Surprised and believing it to be rare, he left the clam undisturbed but took close-up photos of the animals which he then sent on to Paul Valentich-Scott, curator emeritus of malacology at the Santa Barbara Museum of Natural History.

He said: “I was surprised and intrigued. I know this family of bivalves very well along the coast of the Americas. This was something I’d never seen before.”

The curator said he would need to see the animal in person to assess it properly so Dr. Goddard returned to Naples point but failed to find the clam after two hours of searching.

It took a further nine trips for him to make his rediscovery, in March 2019.

Mr. Valentich-Scott said he was even more surprised once he got his hands on the shell.

He knew it belonged to a genus with one member in the Santa Barbara region, but this shell didn’t match any of them, suggesting the possibility of a new species.
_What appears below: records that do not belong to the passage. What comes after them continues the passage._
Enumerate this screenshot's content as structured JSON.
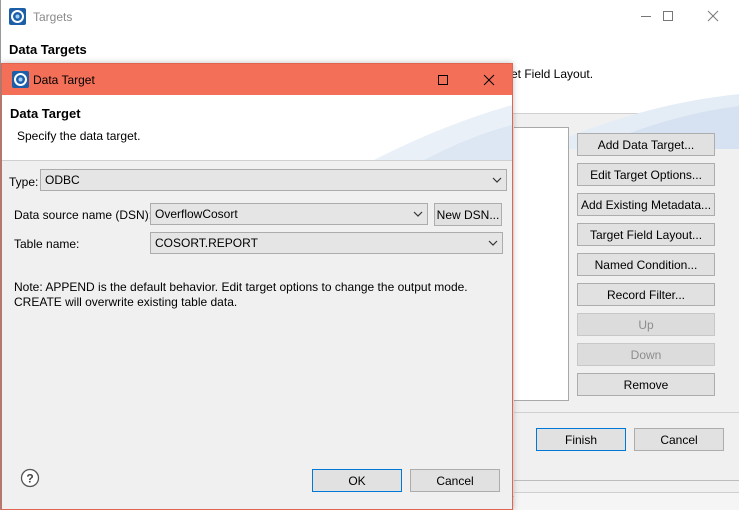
{
  "background_window": {
    "title": "Targets",
    "header_title": "Data Targets",
    "header_desc": "et Field Layout.",
    "side_buttons": [
      {
        "label": "Add Data Target...",
        "enabled": true
      },
      {
        "label": "Edit Target Options...",
        "enabled": true
      },
      {
        "label": "Add Existing Metadata...",
        "enabled": true
      },
      {
        "label": "Target Field Layout...",
        "enabled": true
      },
      {
        "label": "Named Condition...",
        "enabled": true
      },
      {
        "label": "Record Filter...",
        "enabled": true
      },
      {
        "label": "Up",
        "enabled": false
      },
      {
        "label": "Down",
        "enabled": false
      },
      {
        "label": "Remove",
        "enabled": true
      }
    ],
    "finish_label": "Finish",
    "cancel_label": "Cancel"
  },
  "dialog": {
    "title": "Data Target",
    "header_title": "Data Target",
    "header_desc": "Specify the data target.",
    "type_label": "Type:",
    "type_value": "ODBC",
    "dsn_label": "Data source name (DSN):",
    "dsn_value": "OverflowCosort",
    "new_dsn_label": "New DSN...",
    "table_label": "Table name:",
    "table_value": "COSORT.REPORT",
    "note_line1": "Note: APPEND is the default behavior. Edit target options to change the output mode.",
    "note_line2": "CREATE will overwrite existing table data.",
    "ok_label": "OK",
    "cancel_label": "Cancel"
  },
  "colors": {
    "dialog_titlebar": "#f46f57",
    "default_button_border": "#0078d7"
  },
  "icons": {
    "app": "cosort-app-icon",
    "help": "help-icon",
    "minimize": "minimize-icon",
    "maximize": "maximize-icon",
    "close": "close-icon",
    "dropdown": "chevron-down-icon"
  }
}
He said: “This really started the hunt for me. When I suspect something is a new species, I need to track back through all of the scientific literature from 1758 to the present. It can be a daunting task, but with experience, it can go pretty quickly.”

That is when the two researchers stumbled upon George Willett’s 1937 description, which he had named Bornia cooki after Edna Cook, a fellow collector in the region who had found the only two specimens known to exist.

Mr. Valentich-Scott requested the original specimen, now called Cymatioa cooki, from the Natural History Museum of Los Angeles County, which he used as a type specimen – the example that defines the species.

In the meantime, Dr. Goddard had found another live example at Naples Point, a single empty shell in the sand underneath a boulder.

Through careful comparison of the living specimens and the fossil, Mr. Valentich-Scott concluded that they were the same species, describing the find as “pretty remarkable."

Wondering how the clam eluded detection for so long, Dr. Goddard said: “There is such a long history of shell-collecting and malacology in Southern California –including folks interested in the harder-to-find micro-mollusks – that it's hard to believe no one found even the shells of our little cutie.”

He believes it may have arrived on currents as planktonic larvae, carried up from the south during marine heatwaves from 2014 through 2016.

These allowed many marine species to extend themselves northward, including several documented specifically at Naples Point.

Depending on the animal’s growth rate and longevity, this could explain why no one had noticed Cymatioa cooki prior to 2018, including Dr. Goddard, who has worked on nudibranchs at Naples Point since 2002.

He said: “The Pacific coast of Baja California has broad intertidal boulder fields that stretch literally for miles and I suspect that down there Cymatioa cooki is probably living in close association with animals burrowing beneath those boulders.”